Cantor Bernstein Property for Groups
Merit students
if, for any two groups A and B in the class, if A is embeddable in B, and
B is embeddable in A, then A and B are isomorphic.
Does the class of all finitely generated groups possess the Cantor Bernstein
Property?
Any ideas?
Allen Knutson
For the uninitiate: The Cantor-Bernstein theorem is the statement that bare
sets (not groups) have the Cantor-Bernstein property. It is easily proved
with the Axiom of Choice, but does not depend on it.
To your question, though: No. Take F_2 and F_3, the free groups on {a,b}
and {x,y,z} respectively. F_2 embeds in F_3 in an obvious way, a->x, b->y.
What's less obvious is a reverse embedding (which I will not specify, for
fear that this is a homework problem).
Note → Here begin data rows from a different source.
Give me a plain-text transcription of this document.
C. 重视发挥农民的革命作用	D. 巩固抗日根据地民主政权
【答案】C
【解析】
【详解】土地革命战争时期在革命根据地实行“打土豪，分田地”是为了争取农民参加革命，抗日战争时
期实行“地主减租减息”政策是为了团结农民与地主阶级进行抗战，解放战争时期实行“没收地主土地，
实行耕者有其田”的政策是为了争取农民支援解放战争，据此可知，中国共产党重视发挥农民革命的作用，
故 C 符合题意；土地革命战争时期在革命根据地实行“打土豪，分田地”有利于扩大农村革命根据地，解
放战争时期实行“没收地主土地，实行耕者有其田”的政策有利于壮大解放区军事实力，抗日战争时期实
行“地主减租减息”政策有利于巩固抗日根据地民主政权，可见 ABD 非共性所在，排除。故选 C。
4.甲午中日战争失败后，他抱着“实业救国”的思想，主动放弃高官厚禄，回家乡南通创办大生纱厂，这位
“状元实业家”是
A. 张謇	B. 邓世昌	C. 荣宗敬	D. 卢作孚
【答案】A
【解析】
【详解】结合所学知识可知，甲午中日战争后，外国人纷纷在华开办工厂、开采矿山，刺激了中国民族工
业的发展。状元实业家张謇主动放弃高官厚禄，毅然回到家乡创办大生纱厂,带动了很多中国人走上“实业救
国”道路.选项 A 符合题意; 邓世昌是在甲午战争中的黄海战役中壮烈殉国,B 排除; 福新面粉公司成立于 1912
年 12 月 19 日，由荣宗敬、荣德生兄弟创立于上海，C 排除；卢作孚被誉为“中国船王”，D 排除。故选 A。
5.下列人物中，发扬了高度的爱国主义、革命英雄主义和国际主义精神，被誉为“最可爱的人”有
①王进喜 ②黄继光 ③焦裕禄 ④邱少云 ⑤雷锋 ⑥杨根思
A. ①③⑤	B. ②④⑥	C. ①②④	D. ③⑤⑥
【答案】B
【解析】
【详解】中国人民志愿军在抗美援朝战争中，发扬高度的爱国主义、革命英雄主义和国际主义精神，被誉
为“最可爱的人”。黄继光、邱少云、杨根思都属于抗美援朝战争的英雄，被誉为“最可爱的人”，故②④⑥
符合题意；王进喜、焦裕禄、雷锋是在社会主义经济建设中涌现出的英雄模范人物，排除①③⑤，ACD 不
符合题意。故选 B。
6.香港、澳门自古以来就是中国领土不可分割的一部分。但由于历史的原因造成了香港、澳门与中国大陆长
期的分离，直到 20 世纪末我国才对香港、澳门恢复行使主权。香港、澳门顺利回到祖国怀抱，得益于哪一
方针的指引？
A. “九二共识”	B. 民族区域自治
I will give a hint: One can even embed
F_{countable infinity} in F_2!
F_2 and F_3 are clearly not isomorphic: mod out the commutator subgroups,
then all squares. The images are then (Z_2)^2 and (Z_2)^3.
Alternate question: is it true for finitely generated abelian? I say yes.
For countably generated abelian? No (Z_2 x Z x Z x... and Z_3 x Z x Z x ...).
Dr D F Holt
>me...@sun-4.cs.uct.ac.za (Merit students) writes:
>
>>A class of groups is said to have the Cantor Bernstein Property
>>if, for any two groups A and B in the class, if A is embeddable in B, and
>>B is embeddable in A, then A and B are isomorphic.
>
>>Does the class of all finitely generated groups possess the Cantor Bernstein
>>Property?
>
>and {x,y,z} respectively. F_2 embeds in F_3 in an obvious way, a->x, b->y.
>What's less obvious is a reverse embedding (which I will not specify, for
>fear that this is a homework problem). I will give a hint: One can even embed
>F_{countable infinity} in F_2!
>
>F_2 and F_3 are clearly not isomorphic: mod out the commutator subgroups,
>then all squares. The images are then (Z_2)^2 and (Z_2)^3.
>
An example in which the groups embed in each other with finite index is:
G1 = < x,y | x^11=1, y^-1 x y = x^4 > and
G2 = < x,y | x^11=1, y^-1 x y = x^5 >.
Then G1 embeds in G2 with index 3 by x->x, y->y^3
and G2 embeds in G1 with index 2 by x->x y->y^2,
but they are not isomorphic (exercise).
>Alternate question: is it true for finitely generated abelian? I say yes.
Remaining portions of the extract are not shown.